Toa Fraser admits he wasn't much of a dance fan before setting out to make Giselle, a new full-length film of the 1841 Romantic ballet of the same name, that had its North American premiere recently at the Toronto International Film Festival.

The 38-year-old director and playwright whose dramatic comedy, Dean Spanley, starring Peter O'Toole and Sam Neill showed at TIFF in 2008, grew up in New Zealand playing rugby when not fighting on the streets as part of an adolescence caught up in gang warfare.

Ballet was something his sister did, when both were children growing up in Auckland, the offspring of a British mother and a Pacific Island immigrant from Fiji who named his son Toa, which generally translates as warrior.

"She danced a cameo role in the Teddy Bears Picnic and it was nice," says Fraser, hunched over a table during TIFF, a sly smile on his clean-shaven face. The bland sentiment reveals much about what he thought of classical dance before he came to make a film about it.

Today, it is no exaggeration to call him a classical dance convert – he now understands that ballet is fearless. "In rugby we expect our heroes to walk off the field looking like shit: bleeding and moaning and their wounds bared. If not, it can't be said they played a game. But in ballet it is precisely the opposite: They have performed incredible feats and gone the limit with their bodies but they are expected to hold it all in, show nothing of the pain involved."

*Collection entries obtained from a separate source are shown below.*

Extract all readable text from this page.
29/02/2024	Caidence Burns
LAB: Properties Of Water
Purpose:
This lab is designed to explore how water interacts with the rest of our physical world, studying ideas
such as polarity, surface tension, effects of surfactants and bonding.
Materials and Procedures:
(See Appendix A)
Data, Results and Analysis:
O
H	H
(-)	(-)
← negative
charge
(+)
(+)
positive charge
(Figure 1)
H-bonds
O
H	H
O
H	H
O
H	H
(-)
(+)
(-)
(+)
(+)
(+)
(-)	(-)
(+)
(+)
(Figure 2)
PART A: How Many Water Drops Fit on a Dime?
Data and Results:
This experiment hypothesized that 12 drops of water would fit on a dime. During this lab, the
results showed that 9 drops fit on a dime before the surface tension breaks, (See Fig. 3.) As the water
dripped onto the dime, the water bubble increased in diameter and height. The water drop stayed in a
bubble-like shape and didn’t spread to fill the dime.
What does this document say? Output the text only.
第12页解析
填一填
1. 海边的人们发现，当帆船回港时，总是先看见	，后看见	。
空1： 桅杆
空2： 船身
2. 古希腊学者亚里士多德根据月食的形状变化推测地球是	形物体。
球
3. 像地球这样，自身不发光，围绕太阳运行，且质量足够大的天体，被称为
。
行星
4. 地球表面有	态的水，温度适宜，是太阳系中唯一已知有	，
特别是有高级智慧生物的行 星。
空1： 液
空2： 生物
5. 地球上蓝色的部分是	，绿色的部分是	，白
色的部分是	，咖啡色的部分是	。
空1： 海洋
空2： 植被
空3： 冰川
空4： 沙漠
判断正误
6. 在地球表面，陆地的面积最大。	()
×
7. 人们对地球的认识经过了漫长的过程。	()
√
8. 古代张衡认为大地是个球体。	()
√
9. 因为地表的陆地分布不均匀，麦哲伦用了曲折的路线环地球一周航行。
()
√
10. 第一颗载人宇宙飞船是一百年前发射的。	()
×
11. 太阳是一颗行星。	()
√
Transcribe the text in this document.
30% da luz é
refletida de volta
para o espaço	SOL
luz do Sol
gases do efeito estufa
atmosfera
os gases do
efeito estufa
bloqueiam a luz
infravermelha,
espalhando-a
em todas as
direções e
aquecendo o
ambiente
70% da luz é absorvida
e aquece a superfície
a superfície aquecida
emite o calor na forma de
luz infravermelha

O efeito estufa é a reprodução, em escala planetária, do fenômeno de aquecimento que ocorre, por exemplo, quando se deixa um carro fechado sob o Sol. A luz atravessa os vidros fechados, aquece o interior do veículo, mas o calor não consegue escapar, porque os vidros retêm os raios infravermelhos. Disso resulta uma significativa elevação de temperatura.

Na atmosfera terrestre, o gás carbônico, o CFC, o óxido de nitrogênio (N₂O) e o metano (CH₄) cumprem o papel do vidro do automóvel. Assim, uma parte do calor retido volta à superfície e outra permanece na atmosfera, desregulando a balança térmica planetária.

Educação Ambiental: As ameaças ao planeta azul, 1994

The restraint of ballet, its suggestion of a hidden life, is what ultimately convinced him to make a ballet film after the idea was suggested to him by producer Matthew Metcalfe, his collaborator on Dean Spanley.

The original proposal was for Fraser to film Cinderella as performed by the Royal New Zealand Ballet, this year celebrating its 60th anniversary. But that ballet didn't grab Fraser the way Giselle did: by the heart strings.

Fraser had recently suffered the end of a love affair, and when he saw Giselle, he saw his own emotional vulnerability reflected back at him by the dancers.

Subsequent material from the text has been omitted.